We present this case to raise awareness of the constellation of overlapping symptoms (postviral illness, ongoing GI symptoms, neutropenia, fever, hyperpigmented rash) when suspecting GVHD after solid organ transplant. It is important to suspect GVHD in LT recipients when there is unexplained leukopenia and rash. Contrary to other solid organ transplants, in cases of GVHD in LT, liver enzyme elevations are uncommon. The function of the graft liver remains unaffected because the graft is mounting the immune reaction against the host.7 Early diagnosis is essential to begin prompt immunosuppressive therapy and improve outcomes.
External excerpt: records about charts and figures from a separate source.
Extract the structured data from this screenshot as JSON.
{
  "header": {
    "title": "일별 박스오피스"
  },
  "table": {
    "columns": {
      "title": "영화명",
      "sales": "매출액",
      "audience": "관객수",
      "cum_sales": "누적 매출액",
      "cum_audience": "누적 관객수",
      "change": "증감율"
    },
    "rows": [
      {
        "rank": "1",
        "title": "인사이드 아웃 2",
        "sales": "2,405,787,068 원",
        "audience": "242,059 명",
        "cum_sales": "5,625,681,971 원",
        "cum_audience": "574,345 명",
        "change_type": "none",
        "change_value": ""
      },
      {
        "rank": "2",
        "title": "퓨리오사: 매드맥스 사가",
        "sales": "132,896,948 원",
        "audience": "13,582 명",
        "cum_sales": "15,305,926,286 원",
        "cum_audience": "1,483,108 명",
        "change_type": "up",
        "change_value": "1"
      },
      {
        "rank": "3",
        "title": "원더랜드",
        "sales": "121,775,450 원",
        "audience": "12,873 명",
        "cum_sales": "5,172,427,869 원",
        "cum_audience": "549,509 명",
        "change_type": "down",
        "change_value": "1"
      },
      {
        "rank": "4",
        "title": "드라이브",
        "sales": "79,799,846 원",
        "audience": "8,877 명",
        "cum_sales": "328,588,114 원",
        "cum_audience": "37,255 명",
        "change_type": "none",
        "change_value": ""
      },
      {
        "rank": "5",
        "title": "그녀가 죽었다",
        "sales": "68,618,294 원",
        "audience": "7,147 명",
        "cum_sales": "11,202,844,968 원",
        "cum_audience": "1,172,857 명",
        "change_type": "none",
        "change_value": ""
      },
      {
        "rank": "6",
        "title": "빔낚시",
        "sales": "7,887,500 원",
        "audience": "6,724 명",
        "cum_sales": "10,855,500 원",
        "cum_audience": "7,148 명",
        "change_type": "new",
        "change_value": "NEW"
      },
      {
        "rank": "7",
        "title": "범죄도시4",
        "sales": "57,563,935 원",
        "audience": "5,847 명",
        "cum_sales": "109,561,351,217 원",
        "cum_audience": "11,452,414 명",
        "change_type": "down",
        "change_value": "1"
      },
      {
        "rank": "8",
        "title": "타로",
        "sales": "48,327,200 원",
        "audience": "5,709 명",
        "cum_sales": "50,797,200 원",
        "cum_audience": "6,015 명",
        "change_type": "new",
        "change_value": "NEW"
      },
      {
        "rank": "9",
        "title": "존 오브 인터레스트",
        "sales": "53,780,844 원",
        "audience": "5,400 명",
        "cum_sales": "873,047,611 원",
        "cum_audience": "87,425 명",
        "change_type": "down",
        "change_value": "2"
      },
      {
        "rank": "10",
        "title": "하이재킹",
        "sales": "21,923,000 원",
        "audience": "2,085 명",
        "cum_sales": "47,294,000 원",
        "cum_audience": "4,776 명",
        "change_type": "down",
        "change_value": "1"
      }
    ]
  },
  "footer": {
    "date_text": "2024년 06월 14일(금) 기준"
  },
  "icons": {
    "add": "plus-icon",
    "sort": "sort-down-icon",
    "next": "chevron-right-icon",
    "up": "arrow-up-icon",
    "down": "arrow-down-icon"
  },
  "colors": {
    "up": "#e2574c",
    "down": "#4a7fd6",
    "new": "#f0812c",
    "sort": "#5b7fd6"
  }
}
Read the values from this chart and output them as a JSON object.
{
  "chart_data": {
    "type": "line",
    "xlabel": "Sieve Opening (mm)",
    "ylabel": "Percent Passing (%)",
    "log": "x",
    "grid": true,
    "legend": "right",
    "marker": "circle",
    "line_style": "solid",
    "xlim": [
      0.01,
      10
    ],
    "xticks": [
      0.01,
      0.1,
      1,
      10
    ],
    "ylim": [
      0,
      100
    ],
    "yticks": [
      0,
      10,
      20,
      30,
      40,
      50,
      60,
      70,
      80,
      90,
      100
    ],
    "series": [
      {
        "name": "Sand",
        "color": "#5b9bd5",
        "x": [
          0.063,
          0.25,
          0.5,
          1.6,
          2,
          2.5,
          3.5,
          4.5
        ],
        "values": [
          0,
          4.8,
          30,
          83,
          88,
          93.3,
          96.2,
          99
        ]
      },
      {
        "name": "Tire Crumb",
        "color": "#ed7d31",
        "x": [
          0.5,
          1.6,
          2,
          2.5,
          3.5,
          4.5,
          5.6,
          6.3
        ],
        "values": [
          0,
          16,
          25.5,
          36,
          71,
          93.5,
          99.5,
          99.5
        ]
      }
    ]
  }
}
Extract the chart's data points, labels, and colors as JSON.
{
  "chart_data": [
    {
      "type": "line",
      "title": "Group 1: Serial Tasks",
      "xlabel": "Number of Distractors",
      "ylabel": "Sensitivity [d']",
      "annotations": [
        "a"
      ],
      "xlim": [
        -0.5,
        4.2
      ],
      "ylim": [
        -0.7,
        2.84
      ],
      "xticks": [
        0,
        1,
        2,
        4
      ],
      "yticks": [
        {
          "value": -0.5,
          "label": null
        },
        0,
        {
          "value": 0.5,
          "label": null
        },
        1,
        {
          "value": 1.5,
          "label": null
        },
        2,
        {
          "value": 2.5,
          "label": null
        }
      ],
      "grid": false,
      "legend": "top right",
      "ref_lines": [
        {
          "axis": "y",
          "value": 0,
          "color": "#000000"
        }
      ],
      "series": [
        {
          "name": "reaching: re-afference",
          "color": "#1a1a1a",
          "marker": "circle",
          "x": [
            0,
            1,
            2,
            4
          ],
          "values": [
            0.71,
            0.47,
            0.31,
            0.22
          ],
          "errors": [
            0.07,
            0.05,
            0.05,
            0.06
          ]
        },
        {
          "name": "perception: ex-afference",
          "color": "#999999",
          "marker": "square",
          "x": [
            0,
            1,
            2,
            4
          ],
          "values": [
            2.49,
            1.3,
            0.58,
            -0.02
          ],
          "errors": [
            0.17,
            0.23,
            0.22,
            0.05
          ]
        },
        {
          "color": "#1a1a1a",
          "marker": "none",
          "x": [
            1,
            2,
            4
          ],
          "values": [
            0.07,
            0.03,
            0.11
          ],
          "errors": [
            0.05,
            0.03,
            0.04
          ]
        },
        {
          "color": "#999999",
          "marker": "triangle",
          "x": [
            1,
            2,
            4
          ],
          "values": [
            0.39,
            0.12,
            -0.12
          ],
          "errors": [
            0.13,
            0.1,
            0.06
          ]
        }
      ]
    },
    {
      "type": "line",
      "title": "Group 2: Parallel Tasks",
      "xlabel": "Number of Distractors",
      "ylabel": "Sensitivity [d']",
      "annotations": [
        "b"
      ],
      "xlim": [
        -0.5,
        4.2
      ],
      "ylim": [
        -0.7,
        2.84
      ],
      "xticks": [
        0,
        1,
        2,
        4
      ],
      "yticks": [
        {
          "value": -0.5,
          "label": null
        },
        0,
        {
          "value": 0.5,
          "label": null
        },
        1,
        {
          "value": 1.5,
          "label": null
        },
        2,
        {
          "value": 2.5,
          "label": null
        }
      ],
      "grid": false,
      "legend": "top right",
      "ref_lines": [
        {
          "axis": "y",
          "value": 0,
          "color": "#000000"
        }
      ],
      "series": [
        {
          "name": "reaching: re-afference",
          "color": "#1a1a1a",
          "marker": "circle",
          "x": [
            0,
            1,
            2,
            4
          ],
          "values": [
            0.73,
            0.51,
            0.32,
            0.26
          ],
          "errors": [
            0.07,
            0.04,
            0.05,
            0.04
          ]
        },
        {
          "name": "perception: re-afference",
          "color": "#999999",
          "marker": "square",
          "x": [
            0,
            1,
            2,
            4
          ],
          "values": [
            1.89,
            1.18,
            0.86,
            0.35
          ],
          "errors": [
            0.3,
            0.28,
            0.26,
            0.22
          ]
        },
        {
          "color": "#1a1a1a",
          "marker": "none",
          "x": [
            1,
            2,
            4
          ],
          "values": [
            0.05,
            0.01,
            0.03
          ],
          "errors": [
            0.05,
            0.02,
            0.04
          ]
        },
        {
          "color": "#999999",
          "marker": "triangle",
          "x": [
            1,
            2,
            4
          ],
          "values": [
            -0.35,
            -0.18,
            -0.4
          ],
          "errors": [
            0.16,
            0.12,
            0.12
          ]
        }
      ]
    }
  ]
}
A multidisciplinary approach with input from hematology is important to determine a treatment plan. This case is unique because of the development of GVHD during COVID-19 infection, which has not yet been documented in the literature.
DISCLOSURES
Author contributions: S. Kiparizoska was responsible for acquisition of data; drafted the manuscript; reviewed the literature; and is the article guarantor. V. Nguyen was responsible for acquisition of data; drafted the manuscript; and revised it critically for important intellectual content. AS Rangnekar was responsible for acquisition of data and interpretation of data; revised it critically for important intellectual content; and provided the final approval of the version to be published.
Financial disclosure: None to report.
Informed consent was obtained for this case report.